Panasonic avait, quant à lui, réussi son coup avec ses cartes P2 à l’origine hors de prix et de capacités réduites, mais dont les performances étaient uniques à l’époque : 100 Mo/s. Après en avoir vendu des kilos, le constructeur sent le vent tourner. De manière fort judicieuse Il va proposer dès l’année prochaine le Micro P2. En fait, il s’agit de cartes SD hautes performances qui garantiront le même débit que le traditionnel P2. Mais surtout, il existera un adaptateur qui permettra d’insérer du Micro P2 dans les slots P2 traditionnels. Et cet adaptateur sera même compatible avec d’autres cartes SD (hautes performances) que celles de la marque. Grosso modo, donc, c’est une forme d’ouverture que promet le constructeur.

Et les interfaces ?

On l’a vu, l’interface du lecteur est cruciale car il peut étrangler les performances de la carte. Mais dans ce domaine, tout est bien plus simple. Sur PC, on prendra de l’USB 3.0 et sur Mac, du Thunderbolt. Cette dernière interface est d’ailleurs de plus en plus portée sur PC aussi. On oubliera donc le FireWire 800 et l’USB 2.0, désormais dépassés.

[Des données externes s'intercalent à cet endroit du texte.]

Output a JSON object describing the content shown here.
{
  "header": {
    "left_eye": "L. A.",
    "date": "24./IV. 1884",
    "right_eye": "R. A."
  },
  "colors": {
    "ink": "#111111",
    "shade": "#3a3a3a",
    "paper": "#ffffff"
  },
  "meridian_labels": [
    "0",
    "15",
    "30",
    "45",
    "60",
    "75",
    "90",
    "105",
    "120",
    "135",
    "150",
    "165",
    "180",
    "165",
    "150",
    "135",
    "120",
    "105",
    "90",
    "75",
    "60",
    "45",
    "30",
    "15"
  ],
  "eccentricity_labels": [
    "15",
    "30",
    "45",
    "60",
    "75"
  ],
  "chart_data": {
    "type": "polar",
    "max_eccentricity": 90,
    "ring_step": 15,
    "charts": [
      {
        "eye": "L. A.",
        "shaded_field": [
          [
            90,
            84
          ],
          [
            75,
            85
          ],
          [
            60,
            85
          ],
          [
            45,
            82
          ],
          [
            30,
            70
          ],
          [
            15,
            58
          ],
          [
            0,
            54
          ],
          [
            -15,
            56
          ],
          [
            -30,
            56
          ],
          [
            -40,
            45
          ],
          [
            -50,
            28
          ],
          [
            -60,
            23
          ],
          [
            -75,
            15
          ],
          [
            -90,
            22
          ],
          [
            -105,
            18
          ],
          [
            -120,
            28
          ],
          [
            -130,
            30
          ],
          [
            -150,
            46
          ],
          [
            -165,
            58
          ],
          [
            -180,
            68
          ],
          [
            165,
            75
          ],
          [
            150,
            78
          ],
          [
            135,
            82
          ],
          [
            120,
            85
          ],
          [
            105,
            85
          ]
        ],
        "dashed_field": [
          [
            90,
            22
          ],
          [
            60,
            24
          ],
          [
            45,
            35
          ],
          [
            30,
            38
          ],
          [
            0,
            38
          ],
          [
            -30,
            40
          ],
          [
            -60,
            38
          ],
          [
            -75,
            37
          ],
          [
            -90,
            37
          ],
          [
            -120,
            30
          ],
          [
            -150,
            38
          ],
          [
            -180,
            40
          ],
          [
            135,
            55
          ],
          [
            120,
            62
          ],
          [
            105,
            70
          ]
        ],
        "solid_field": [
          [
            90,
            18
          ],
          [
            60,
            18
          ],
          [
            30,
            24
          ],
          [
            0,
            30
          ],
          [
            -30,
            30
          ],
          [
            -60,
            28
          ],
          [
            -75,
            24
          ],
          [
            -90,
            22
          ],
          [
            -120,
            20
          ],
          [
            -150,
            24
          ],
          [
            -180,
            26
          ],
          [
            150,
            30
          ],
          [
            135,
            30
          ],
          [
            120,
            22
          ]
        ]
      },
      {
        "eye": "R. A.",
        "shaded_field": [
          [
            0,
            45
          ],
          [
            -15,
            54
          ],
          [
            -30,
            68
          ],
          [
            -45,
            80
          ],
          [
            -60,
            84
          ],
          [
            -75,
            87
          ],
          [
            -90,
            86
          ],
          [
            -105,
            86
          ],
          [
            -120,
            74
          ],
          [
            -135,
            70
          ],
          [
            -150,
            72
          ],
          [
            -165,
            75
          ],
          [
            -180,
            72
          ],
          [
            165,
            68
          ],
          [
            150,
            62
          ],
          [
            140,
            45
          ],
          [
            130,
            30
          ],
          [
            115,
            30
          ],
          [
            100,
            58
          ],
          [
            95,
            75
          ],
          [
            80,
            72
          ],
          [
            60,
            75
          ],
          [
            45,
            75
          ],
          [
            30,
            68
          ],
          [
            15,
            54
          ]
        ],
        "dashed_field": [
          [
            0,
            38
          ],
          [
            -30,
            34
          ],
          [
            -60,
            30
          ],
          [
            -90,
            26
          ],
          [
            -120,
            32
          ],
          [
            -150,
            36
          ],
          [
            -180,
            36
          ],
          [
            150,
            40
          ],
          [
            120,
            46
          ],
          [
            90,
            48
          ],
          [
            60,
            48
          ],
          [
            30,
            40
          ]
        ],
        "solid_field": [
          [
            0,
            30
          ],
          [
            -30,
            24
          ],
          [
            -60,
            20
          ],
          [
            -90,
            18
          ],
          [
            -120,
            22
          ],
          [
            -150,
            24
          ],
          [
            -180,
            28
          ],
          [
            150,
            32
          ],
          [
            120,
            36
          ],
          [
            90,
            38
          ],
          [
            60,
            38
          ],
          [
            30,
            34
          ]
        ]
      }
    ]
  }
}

Débit, vitesses, tout comprendre

Prenons l’exemple suivant : mon outil de tournage enregistre dans un codec à 50 Mbps, quelle capacité me faut-il pour enregistrer une heure de film ? Et il faut déjà sortir la calculette. Les bits par seconde ne sont pas des octets, un octet = 8 bits (et un octet en anglais est un Byte avec un grand « B » pour ajouter à la confusion !). Autrement dit, il faut déjà faire une conversion. Dans notre exemple, 50 Mbps par seconde = 50 / 8 = 6.25 Mo/s. Le tout multiplié par 3600 secondes (une heure), soit, 22500 Méga-octets = 22,5 Go par heure. Pour être tranquille, une carte de 32 Go s’impose.

Ensuite, une fois cette donnée intégrée, il faut contrôler les capacités d’écriture de la carte en fonction de notre codec de tournage. Le jeu des conversions acquis, les choses se simplifient. Dans notre exemple, il nous faut donc une carte capable d’écrire plus « vite » que 6.25 Mo/s. Ainsi, si l’on utilise une carte SD, il nous faut une carte de « classe supérieure » à 6,25 (car les « classes » correspondent à des Mo/s garantis en écriture), soit une classe 10 (10 Mo/s). En revanche, sur carte CF, on va effectuer une nouvelle conversion car les vitesses sont exprimées en « X » (hérités des bons vieux CD-Rom). Un « X » = 150 Ko/s. Soit 0,15 Mo/s. 6,25 / 0,15 = 41,6 X. Une carte 50X devrait donc convenir mais visez toujours plus large. Voilà pour la théorie et rassurez-vous, une fois le calcul effectué une bonne fois pour toutes, on sait ce qu’il est nécessaire d’acheter pour ces outils de captation. Et encore nous vous avons épargné le fait qu’un ko correspond en fait à 1024 bits et non pas 1000 !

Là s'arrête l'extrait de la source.